Cleveland Clinic doctor Sherif Mossad, M.D. says influenza loves low humidity.  That's why we most often get sick in the winter months.  However, the germs are spread by people, not the weather.  Colder temperatures keep us indoors and in close proximity to each other which makes it easier for viruses to spread.

He suggests taking advantage of those warm spells this winter is providing.  Get outside to exercise and soak up some healthy vitamin D from the sun.  Open the windows to air out potential germs lingering in your home.

If you've been exposed to a virus and it's brewing, and then you expose yourself to these quick temperature changes, it may impact your immunity and you can get sick.  But the weather didn't cause the illness.

If you're prone to barometric pressure changes keep a close eye on the weather and pay attention to Betsy's weather forecast.  She'll let you know what's happening and you can log when you feel the effects.  That way you might be able plan ahead.

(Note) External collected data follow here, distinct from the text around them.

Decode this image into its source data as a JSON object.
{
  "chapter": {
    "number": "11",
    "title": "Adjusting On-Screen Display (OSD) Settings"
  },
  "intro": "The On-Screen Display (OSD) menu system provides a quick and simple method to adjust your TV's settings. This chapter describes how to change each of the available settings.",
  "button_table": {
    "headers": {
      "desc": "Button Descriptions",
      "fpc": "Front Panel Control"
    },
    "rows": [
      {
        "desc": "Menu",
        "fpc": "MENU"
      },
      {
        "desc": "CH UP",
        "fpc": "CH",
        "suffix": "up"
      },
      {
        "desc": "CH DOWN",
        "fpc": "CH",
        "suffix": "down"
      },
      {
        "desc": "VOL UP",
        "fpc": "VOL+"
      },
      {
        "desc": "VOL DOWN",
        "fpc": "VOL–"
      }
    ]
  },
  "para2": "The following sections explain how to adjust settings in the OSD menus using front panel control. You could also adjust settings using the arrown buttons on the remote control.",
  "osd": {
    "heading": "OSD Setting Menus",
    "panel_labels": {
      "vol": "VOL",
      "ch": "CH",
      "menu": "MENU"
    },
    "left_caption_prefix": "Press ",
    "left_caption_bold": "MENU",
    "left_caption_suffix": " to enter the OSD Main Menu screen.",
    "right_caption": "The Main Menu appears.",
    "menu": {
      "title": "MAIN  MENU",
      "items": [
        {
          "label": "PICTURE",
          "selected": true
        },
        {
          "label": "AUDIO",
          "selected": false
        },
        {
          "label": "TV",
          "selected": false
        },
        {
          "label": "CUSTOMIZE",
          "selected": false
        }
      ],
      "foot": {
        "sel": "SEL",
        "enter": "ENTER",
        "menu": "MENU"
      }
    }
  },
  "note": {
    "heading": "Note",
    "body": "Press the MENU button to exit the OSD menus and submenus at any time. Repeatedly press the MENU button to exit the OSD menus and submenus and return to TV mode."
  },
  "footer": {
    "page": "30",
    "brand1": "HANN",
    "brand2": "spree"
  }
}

Those who do need to be concerned about the cold weather include those with heart conditions, high blood pressure and asthma. 

Cold weather often triggers asthma so it may be helpful to keep a scarf over the mouth and nose when outdoors.  Inhaling cold, dry winter air can trigger bronchospasms -- contractions of the air passages in the lungs. To avoid this, many doctors advise their asthmatic patients to take their anti-asthma medications just before they exert themselves.  Talk to yours for advice.

Cold temperatures constrict blood vessels in the skin and can cause shallow breathing through the mouth, and slight thickening of the blood, all of which can lead indirectly to angina (chest pain) in people with heart disease.

Cold lowers the heart's supply of blood, while exertion raises the demand for it. This imbalance between supply and demand can also cause attacks of chest pain.

Even in people who don't have heart disease, cold exposure can raise blood pressure. To conserve heat, the muscles contract to obstruct the flow of blood to the arms and legs. This reroutes extra blood to the vital organs and boosts the blood pressure.